K-means Clustering is an unsupervised meachine learning algorithm. It groups similar datapoints together and discrovers underlying patterns, by identifying a fixed nummber (K) clusters in dataset. ‘Means’ refers to the averaging of the data .e. finding the clusters. K is defined as the number of centroids we need in the dataset.
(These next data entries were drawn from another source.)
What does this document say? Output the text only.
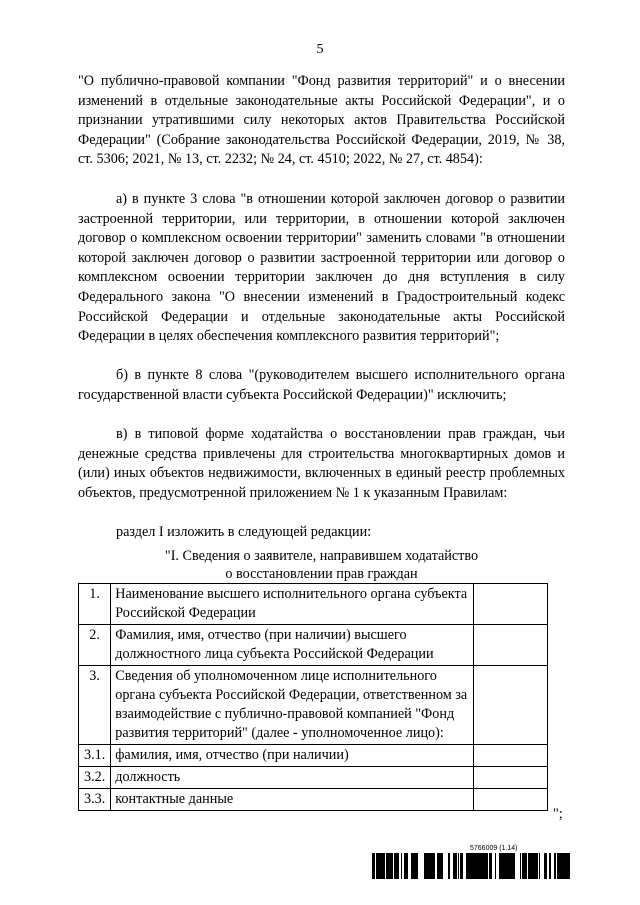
5

"О публично-правовой компании "Фонд развития территорий" и о внесении изменений в отдельные законодательные акты Российской Федерации", и о признании утратившими силу некоторых актов Правительства Российской Федерации" (Собрание законодательства Российской Федерации, 2019, № 38, ст. 5306; 2021, № 13, ст. 2232; № 24, ст. 4510; 2022, № 27, ст. 4854):

а) в пункте 3 слова "в отношении которой заключен договор о развитии застроенной территории, или территории, в отношении которой заключен договор о комплексном освоении территории" заменить словами "в отношении которой заключен договор о развитии застроенной территории или договор о комплексном освоении территории заключен до дня вступления в силу Федерального закона "О внесении изменений в Градостроительный кодекс Российской Федерации и отдельные законодательные акты Российской Федерации в целях обеспечения комплексного развития территорий";

б) в пункте 8 слова "(руководителем высшего исполнительного органа государственной власти субъекта Российской Федерации)" исключить;

в) в типовой форме ходатайства о восстановлении прав граждан, чьи денежные средства привлечены для строительства многоквартирных домов и (или) иных объектов недвижимости, включенных в единый реестр проблемных объектов, предусмотренной приложением № 1 к указанным Правилам:

раздел I изложить в следующей редакции:

"I. Сведения о заявителе, направившем ходатайство
о восстановлении прав граждан
1.	Наименование высшего исполнительного органа субъекта Российской Федерации	
2.	Фамилия, имя, отчество (при наличии) высшего должностного лица субъекта Российской Федерации	
3.	Сведения об уполномоченном лице исполнительного органа субъекта Российской Федерации, ответственном за взаимодействие с публично-правовой компанией "Фонд развития территорий" (далее - уполномоченное лицо):	
3.1.	фамилия, имя, отчество (при наличии)	
3.2.	должность	
3.3.	контактные данные	
";
5766009 (1.14)
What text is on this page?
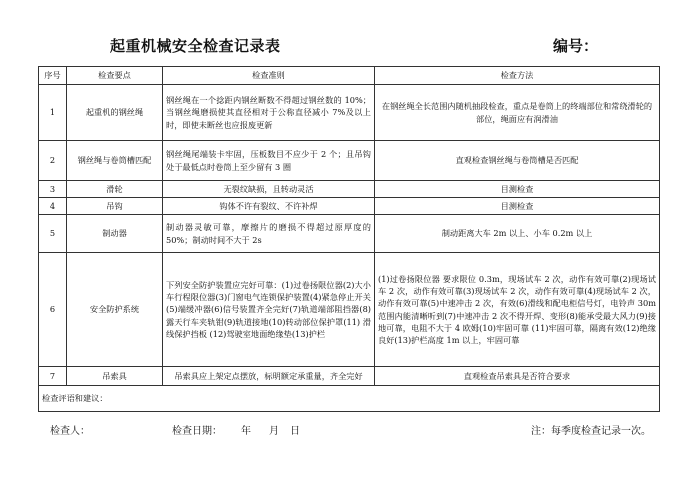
起重机械安全检查记录表	编号：
序号	检查要点	检查准则	检查方法
1	起重机的钢丝绳	钢丝绳在一个捻距内钢丝断数不得超过钢丝数的 10%；当钢丝绳磨损使其直径相对于公称直径减小 7%及以上时，即使未断丝也应报废更新	在钢丝绳全长范围内随机抽段检查，重点是卷筒上的终端部位和常绕滑轮的部位，绳面应有润滑油
2	钢丝绳与卷筒槽匹配	钢丝绳尾端装卡牢固，压板数目不应少于 2 个；且吊钩处于最低点时卷筒上至少留有 3 圈	直观检查钢丝绳与卷筒槽是否匹配
3	滑轮	无裂纹缺损，且转动灵活	目测检查
4	吊钩	钩体不许有裂纹、不许补焊	目测检查
5	制动器	制动器灵敏可靠，摩擦片的磨损不得超过原厚度的 50%；制动时间不大于 2s	制动距离大车 2m 以上、小车 0.2m 以上
6	安全防护系统	下列安全防护装置应完好可靠：(1)过卷扬限位器(2)大小车行程限位器(3)门窗电气连锁保护装置(4)紧急停止开关(5)端缓冲器(6)信号装置齐全完好(7)轨道端部阻挡器(8)露天行车夹轨钳(9)轨道接地(10)转动部位保护罩(11) 滑线保护挡板 (12)驾驶室地面绝缘垫(13)护栏	(1)过卷扬限位器 要求限位 0.3m，现场试车 2 次，动作有效可靠(2)现场试车 2 次，动作有效可靠(3)现场试车 2 次，动作有效可靠(4)现场试车 2 次，动作有效可靠(5)中速冲击 2 次，有效(6)滑线和配电柜信号灯，电铃声 30m 范围内能清晰听到(7)中速冲击 2 次不得开焊、变形(8)能承受最大风力(9)接地可靠，电阻不大于 4 欧姆(10)牢固可靠 (11)牢固可靠，隔离有效(12)绝缘良好(13)护栏高度 1m 以上，牢固可靠
7	吊索具	吊索具应上架定点摆放，标明额定承重量，齐全完好	直观检查吊索具是否符合要求
检查评语和建议：			
检查人：	检查日期： 年 月 日	注：每季度检查记录一次。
A centroid is an imaginary or real location representing teh center of the cluster.
Starts with the first group of randomly selected centroids- which are the beginning points.
Performs iterative(repititive) calculations to optimize the poistions of clusters.
The process stops when the centroids are stabilized and the values don’t change with further iterations or when the defined number of iterations are reached.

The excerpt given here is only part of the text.